Other artists recorded the song; Immediately after publication, for example, Riley Puckett for Columbia (March 1929). In 1937, Cliff Carlisle's version with changed text appeared under the title Waiting for a Ride . Johnny Cash played him in 1962 for his album Blood, Sweat & Tears and for the album series American Recordings . However, this version was only released posthumously in 2003 on the Unearthed box set .
text
The text probably goes back to a traditional . According to Ralph Peer , Rodgers is said to have received it from a third person whose name was not known. Rodgers is said to have already known the text and only partially adapted it to his melody.

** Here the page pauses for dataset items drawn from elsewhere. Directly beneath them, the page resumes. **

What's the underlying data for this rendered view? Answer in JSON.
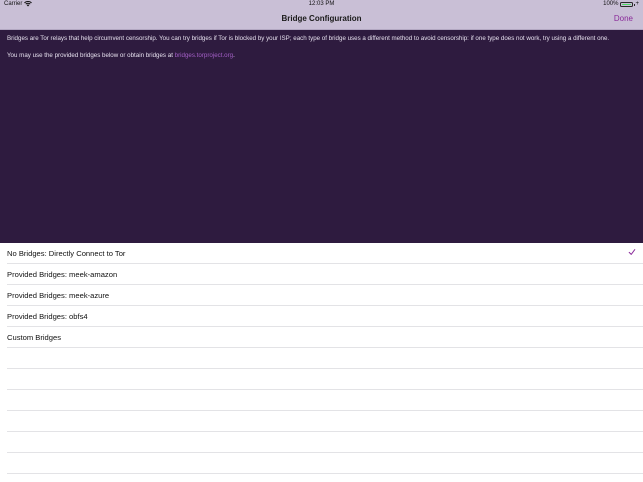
{
  "status_bar": {
    "carrier": "Carrier",
    "time": "12:03 PM",
    "battery": "100%"
  },
  "nav": {
    "title": "Bridge Configuration",
    "done_label": "Done"
  },
  "info": {
    "paragraph1": "Bridges are Tor relays that help circumvent censorship. You can try bridges if Tor is blocked by your ISP; each type of bridge uses a different method to avoid censorship: if one type does not work, try using a different one.",
    "paragraph2_prefix": "You may use the provided bridges below or obtain bridges at ",
    "link": "bridges.torproject.org",
    "paragraph2_suffix": "."
  },
  "options": [
    {
      "label": "No Bridges: Directly Connect to Tor",
      "selected": true
    },
    {
      "label": "Provided Bridges: meek-amazon",
      "selected": false
    },
    {
      "label": "Provided Bridges: meek-azure",
      "selected": false
    },
    {
      "label": "Provided Bridges: obfs4",
      "selected": false
    },
    {
      "label": "Custom Bridges",
      "selected": false
    }
  ],
  "colors": {
    "nav_background": "#c9bfd6",
    "panel_background": "#2e1b3f",
    "accent": "#8a2a9a",
    "link": "#a35fc6"
  }
}
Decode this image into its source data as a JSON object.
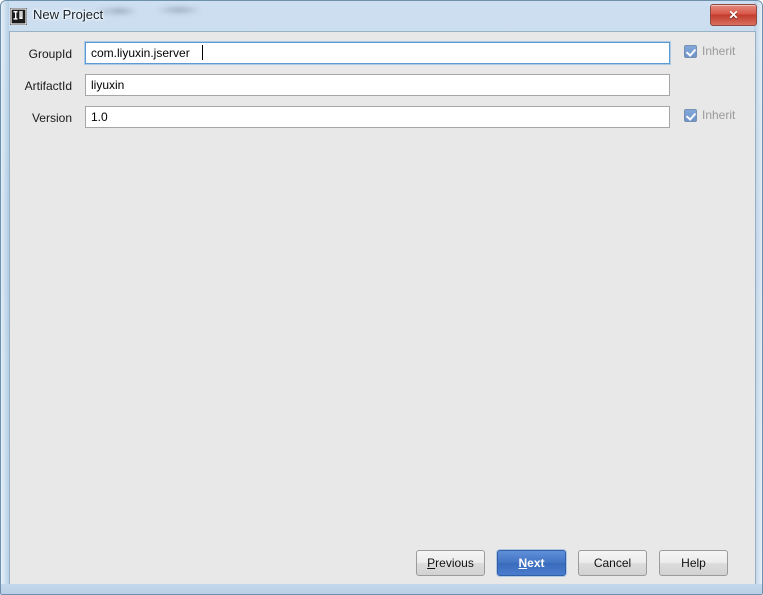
{
  "window": {
    "title": "New Project",
    "app_icon": "intellij-idea-icon",
    "close_label": "✕",
    "frame_color": "#bed5ea",
    "client_background": "#e8e8e8"
  },
  "form": {
    "rows": [
      {
        "label": "GroupId",
        "value": "com.liyuxin.jserver",
        "placeholder": "",
        "focused": true,
        "has_inherit": true,
        "inherit_label": "Inherit",
        "inherit_checked": true
      },
      {
        "label": "ArtifactId",
        "value": "liyuxin",
        "placeholder": "",
        "focused": false,
        "has_inherit": false,
        "inherit_label": "",
        "inherit_checked": false
      },
      {
        "label": "Version",
        "value": "1.0",
        "placeholder": "",
        "focused": false,
        "has_inherit": true,
        "inherit_label": "Inherit",
        "inherit_checked": true
      }
    ]
  },
  "buttons": {
    "previous": {
      "prefix": "",
      "mnemonic": "P",
      "suffix": "revious"
    },
    "next": {
      "prefix": "",
      "mnemonic": "N",
      "suffix": "ext"
    },
    "cancel": {
      "label": "Cancel"
    },
    "help": {
      "label": "Help"
    }
  },
  "colors": {
    "accent_blue": "#4274c4",
    "checkbox_blue": "#3f72bd",
    "close_red": "#c23b2c",
    "focus_border": "#5b9bd5"
  }
}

The song is about a migrant worker looking for a ride on his way home to the southern states . He says he is thousands of miles from home and needs to sleep in the rain.
All around the water tanks | Waiting for a train | A thousand miles away from home | Sleeping in the rain
The brakeman helps him, but expects a bribe.
He says if you've got money | I'll see that you don't walk
When it turns out that the protagonist doesn't even have a nickel , the brakeman insults him as a drifting around, chases him out of the luggage cart and dumps him in a deserted area in the middle of Texas. The protagonist complains that nobody is helping him and says that he is very sad.
Nobody seems to want me | Or lend me a helping hand | I'm on my way from Frisco | Going back to Dixieland | My pocketbook is empty | And my heart is filled with pain
Whether he will achieve his goal remains to be seen. Rodgers ends the song on the same lines that he started it with:
I'm a thousand miles away from home | Just waiting for a train .
literature
- Norm Cohen, David Cohen: Long Steel Rail: The Railroad in American Folksong . University of Illinois Press, 2000, ISBN 0-252-06881-5 , p. 360.
- Bill C. Malone, Judith McCulloh: Stars of Country Music: Uncle Dave Macon to Johnny Rodriguez . University of Illinois Press, 1975, ISBN 0-252-00527-9 , p. 130.